In construing a statute, “[o]ur objective is to determine the drafter’s intent.” (Alan v. American Honda Motor Co., Inc. (2007) 40 Cal.4th 894, 902 [55 Cal.Rptr.3d 534, 152 P.3d 1109].) This is a structured search. “[W]e look first to the statutes’ words, as these ‘ “generally provide the most reliable indicator of legislative intent.” ’ ” (Bernard v. Foley (2006) 39 Cal.4th 794, 804 [47 Cal.Rptr.3d 248, 139 P.3d 1196].) “ ‘If the language contains no ambiguity, we presume the Legislature meant what it said, and the plain meaning of the statute governs.’ ” (People v. Allegheny Casualty Co., supra, 41 Cal.4th at p. 709.) Viewed as a whole, the language of the Act gives very clear instruction. Although a wide range of past offenders are covered by section 296, police are authorized to collect DNA samples from those offenders only if they reoffend (or are arrested for certain crimes) or are past felony sex offenders. Because Good does not fit these categories, the police exceeded their authority when they ordered him to appear at the station to provide a DNA sample.
*1515Our deferential duty in interpreting legislation was summed up in People v. Castille (2003) 108 Cal.App.4th 469, 490 [133 Cal.Rptr.2d 489] (judg. vacated and cause remanded sub nom. Shields v. California (2004) 541 U.S. 930 [158 L.Ed.2d 352, 124 S.Ct. 1653]): “We will not, and cannot, do what the Legislature could have, but did not do.” In passing Proposition 69, what the voters did was overrule Brewer. They manifestly did not approve the general recall of past qualifying offenders authorized by the majority’s decision, which would have required the effective repeal of sections 296.1 and 296.2, subdivision (c). The majority does today what the voters could have, but did not do in 2004. Unlike the voters, however, the majority lacks the legislative authority to make such a change.

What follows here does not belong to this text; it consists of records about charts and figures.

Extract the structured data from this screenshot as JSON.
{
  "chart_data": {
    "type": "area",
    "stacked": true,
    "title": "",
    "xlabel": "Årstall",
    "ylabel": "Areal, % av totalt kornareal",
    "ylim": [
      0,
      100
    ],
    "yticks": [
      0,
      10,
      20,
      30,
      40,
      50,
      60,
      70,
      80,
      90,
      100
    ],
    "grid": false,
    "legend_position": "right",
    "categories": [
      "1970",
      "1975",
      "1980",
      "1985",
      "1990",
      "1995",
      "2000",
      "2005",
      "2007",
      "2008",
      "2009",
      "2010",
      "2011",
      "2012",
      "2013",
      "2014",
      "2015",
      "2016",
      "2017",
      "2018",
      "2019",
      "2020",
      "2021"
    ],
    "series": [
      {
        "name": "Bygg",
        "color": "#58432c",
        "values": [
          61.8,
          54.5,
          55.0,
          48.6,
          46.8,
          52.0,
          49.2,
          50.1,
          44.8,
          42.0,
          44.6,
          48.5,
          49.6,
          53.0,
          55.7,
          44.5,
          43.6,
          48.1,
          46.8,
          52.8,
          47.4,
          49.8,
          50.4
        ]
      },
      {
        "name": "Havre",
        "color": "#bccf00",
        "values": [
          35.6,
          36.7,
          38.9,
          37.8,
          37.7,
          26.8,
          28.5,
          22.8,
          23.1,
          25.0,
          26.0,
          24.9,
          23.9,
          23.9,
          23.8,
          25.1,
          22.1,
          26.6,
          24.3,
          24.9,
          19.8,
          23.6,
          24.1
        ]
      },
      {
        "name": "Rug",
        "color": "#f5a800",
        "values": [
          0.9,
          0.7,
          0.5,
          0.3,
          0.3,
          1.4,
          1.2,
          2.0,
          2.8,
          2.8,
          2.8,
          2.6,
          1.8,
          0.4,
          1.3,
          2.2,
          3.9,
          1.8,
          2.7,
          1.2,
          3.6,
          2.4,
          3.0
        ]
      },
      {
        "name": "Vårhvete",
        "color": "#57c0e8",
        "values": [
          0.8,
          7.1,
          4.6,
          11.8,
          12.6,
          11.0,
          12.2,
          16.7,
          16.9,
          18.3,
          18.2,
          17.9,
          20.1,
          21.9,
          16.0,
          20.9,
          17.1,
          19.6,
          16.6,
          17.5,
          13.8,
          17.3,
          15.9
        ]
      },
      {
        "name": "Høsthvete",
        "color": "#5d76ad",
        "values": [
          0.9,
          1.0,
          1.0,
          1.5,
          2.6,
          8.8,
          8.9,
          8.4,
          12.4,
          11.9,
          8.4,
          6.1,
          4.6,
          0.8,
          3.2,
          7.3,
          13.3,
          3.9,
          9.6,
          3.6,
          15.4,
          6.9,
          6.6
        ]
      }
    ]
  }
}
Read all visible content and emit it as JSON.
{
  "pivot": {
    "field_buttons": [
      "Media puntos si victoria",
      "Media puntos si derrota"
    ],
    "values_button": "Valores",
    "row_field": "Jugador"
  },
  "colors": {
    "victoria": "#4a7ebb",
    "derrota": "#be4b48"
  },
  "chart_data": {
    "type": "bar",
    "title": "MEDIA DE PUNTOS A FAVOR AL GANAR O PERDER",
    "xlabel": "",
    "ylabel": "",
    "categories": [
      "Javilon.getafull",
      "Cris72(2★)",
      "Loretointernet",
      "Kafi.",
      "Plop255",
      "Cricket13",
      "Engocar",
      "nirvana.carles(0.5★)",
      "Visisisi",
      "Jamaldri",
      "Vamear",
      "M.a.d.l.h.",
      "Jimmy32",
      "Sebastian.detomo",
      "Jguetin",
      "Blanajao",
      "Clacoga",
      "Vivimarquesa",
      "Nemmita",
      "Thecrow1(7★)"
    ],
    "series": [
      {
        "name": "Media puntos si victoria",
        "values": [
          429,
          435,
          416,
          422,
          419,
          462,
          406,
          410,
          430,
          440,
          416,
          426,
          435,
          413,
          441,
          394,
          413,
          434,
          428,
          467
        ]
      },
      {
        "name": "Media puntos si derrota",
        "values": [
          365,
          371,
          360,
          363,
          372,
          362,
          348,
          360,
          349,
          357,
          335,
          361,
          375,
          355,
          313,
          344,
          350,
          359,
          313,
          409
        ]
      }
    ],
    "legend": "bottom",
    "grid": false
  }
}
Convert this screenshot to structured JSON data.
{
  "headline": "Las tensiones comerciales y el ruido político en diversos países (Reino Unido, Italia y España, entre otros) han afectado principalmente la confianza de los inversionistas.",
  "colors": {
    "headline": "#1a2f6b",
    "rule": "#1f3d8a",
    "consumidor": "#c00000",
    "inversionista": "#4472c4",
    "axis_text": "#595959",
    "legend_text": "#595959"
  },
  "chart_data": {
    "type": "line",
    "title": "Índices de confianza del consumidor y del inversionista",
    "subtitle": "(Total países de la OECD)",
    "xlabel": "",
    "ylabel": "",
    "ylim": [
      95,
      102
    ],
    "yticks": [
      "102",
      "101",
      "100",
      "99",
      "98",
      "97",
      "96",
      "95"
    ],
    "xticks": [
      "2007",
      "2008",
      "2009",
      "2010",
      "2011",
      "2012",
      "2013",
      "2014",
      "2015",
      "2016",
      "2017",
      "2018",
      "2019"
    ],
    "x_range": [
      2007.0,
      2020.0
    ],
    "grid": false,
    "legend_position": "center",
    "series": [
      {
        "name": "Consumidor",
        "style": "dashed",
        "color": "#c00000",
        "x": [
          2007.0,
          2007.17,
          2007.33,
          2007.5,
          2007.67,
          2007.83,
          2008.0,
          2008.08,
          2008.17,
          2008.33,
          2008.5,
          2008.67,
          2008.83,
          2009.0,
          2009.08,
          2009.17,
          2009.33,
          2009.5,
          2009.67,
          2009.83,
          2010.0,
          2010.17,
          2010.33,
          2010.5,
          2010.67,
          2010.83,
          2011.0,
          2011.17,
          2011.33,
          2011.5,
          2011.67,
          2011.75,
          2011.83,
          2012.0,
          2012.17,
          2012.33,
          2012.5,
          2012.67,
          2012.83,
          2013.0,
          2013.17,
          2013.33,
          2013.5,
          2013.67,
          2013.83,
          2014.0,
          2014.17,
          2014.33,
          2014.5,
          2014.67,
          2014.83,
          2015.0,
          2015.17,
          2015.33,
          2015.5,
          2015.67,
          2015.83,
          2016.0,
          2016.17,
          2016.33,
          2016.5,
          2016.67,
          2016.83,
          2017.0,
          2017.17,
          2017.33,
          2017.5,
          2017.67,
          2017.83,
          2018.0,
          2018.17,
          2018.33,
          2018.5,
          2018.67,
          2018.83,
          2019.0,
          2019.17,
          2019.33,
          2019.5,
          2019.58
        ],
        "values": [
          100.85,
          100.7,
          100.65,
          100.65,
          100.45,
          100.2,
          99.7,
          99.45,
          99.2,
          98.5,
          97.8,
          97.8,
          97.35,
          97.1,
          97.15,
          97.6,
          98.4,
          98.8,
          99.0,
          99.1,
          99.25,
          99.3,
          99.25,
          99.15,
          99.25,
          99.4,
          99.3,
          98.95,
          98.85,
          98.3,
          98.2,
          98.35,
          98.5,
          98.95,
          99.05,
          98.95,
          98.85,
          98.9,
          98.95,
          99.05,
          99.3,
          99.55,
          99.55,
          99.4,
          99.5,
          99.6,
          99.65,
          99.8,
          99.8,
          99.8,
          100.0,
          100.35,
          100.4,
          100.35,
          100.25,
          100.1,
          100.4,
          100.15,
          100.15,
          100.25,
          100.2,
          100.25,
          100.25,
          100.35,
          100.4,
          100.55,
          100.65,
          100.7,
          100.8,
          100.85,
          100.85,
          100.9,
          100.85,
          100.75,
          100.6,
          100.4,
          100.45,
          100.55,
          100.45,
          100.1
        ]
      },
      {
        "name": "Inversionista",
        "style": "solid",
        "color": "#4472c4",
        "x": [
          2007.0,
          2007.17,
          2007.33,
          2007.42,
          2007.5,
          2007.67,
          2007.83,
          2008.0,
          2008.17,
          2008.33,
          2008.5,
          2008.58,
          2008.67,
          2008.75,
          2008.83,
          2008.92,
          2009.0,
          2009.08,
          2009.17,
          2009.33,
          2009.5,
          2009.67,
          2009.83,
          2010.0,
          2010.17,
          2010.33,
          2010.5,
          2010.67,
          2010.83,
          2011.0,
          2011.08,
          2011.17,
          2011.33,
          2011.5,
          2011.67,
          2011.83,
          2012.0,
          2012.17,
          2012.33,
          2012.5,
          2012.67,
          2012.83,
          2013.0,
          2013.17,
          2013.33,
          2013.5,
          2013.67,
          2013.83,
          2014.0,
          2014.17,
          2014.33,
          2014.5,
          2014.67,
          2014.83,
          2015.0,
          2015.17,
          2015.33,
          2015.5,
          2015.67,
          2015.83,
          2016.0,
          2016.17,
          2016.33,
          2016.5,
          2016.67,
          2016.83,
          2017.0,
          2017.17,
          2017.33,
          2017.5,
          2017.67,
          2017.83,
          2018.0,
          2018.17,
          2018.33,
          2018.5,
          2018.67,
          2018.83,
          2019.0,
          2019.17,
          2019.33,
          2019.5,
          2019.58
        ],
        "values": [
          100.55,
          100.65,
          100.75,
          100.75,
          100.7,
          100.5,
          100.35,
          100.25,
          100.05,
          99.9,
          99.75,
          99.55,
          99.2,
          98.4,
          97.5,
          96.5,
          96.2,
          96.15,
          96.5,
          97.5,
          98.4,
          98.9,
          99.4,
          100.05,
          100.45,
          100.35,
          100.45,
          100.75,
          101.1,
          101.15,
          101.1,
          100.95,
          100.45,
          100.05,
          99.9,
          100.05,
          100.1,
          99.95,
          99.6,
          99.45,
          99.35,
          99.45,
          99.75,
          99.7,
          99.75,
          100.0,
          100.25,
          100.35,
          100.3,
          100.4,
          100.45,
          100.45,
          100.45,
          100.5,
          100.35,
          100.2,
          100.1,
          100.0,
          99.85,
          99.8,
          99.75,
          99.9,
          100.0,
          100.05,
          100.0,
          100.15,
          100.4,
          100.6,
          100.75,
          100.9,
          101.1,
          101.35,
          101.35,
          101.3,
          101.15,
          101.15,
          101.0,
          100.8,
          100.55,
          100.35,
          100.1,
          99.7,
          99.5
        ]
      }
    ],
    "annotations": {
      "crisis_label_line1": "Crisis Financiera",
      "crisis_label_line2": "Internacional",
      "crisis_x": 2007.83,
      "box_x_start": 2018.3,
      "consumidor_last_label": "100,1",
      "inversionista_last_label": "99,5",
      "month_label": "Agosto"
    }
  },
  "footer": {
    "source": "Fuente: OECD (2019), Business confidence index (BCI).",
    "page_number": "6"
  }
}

On February 1, 2008, the opinion was modified to read as printed above. Petitoner’s petition for review by the Supreme Court was denied April 23, 2008, S160271. George, C. J., did not participate therein. Kennard, J., was of the opinion that the petition should be granted.
All further statutory references are to the Penal Code.
Pursuant to section 296.1, subdivision (a), DNA sample collection is to occur (1) upon arrest for certain felonies; (2) from persons held in custody; (3) from persons on “probation, parole, or other release”; (4) from parole violators returned to custody; (5) from persons accepted into custody in California from other states; and (6) from federal prisoners. (§ 296.1, subd. (a)(1)—(6).)
As discussed post, Proposition 69’s inclusion of a retroactivity provision in section 296.1 removed this ambiguity in the circumstances described by Brewer—that is, when a past offender is once again detained. Section 296.1 does not, however, address or resolve Good’s situation.